My student teaching experience was one blur of overwhelming anxiety, zero sleep, and limitless work habits. I would wake up between 4 and 5am, work before school started, fight desperately to stay awake on my commute, teach at 7:25, and then not stop teaching/planning/grading until about 11pm, then get up and do it again. Midway through the semester, the sinking feeling in my stomach–the one you get when you feel like something is or is about to go gravely wrong–was a permanent feeling. I was a nervous wreck and a workaholic.
I was extraordinarily passionate about teaching and public education, but I already felt myself losing my resolve. Growing up with a mother that was a middle school teacher, I was well acquainted with the dangers of teacher burnout. Teaching is a marathon, and I knew something had to change for me to pace myself or I wouldn’t make it.

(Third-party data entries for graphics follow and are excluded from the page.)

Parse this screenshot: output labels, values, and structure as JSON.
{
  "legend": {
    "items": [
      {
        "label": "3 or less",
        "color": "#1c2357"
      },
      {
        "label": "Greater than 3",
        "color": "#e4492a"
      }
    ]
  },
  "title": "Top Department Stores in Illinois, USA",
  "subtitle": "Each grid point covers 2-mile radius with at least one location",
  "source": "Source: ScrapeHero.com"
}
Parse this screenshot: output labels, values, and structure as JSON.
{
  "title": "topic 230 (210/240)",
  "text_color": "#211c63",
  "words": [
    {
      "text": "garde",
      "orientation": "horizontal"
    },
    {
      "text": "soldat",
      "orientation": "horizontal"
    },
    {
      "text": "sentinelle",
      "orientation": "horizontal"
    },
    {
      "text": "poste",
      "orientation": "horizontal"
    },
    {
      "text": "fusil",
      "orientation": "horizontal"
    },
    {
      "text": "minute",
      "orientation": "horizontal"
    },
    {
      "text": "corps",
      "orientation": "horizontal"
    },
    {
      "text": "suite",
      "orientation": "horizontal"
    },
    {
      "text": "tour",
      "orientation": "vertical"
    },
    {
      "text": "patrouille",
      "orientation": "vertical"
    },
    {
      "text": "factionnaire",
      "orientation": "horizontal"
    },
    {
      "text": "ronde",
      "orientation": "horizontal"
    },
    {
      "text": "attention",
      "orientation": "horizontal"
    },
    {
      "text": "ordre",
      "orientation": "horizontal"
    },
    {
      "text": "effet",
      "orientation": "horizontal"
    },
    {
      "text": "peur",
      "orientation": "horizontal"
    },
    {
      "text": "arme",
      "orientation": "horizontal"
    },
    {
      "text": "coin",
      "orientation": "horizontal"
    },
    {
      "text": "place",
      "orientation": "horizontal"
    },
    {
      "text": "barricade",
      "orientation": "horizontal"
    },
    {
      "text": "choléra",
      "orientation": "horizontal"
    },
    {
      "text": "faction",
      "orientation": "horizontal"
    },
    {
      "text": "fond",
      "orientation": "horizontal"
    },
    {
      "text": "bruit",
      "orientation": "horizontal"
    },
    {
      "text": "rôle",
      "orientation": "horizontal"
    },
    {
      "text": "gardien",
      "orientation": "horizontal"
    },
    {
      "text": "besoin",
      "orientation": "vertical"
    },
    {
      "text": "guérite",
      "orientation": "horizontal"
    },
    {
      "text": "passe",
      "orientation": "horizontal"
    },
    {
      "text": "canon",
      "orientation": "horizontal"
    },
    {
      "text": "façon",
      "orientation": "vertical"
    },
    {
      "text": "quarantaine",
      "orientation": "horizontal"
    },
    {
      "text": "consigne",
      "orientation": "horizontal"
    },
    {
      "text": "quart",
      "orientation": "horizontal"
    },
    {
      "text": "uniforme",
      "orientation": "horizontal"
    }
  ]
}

I can’t think of anything else that is more important to the longevity and quality of a teacher’s career than self-respect and time-management. And I’m not just talking about efficiency and work ethic, but knowing when to call it quits for the night. Too many good teachers–the BEST teachers–work themselves to the ground, forcing themselves to leave the profession.
Over the past 2 years of teaching, I’ve gathered a few time-management philosophies from other professionals for my teacher time-management that have helped immensely. I hope these ideas will help your own time-management as much as it’s shaped mine, and maybe even help preserve a few amazing teachers.
Here are a series of ideas that have transformed the way that I think about my time and my work.
- The less time you spend working on school, the happier and better teacher you are.
- Don’t be so busy chopping wood that you forget to stop and sharpen your axe.
- The one who’s doing the most is learning the most.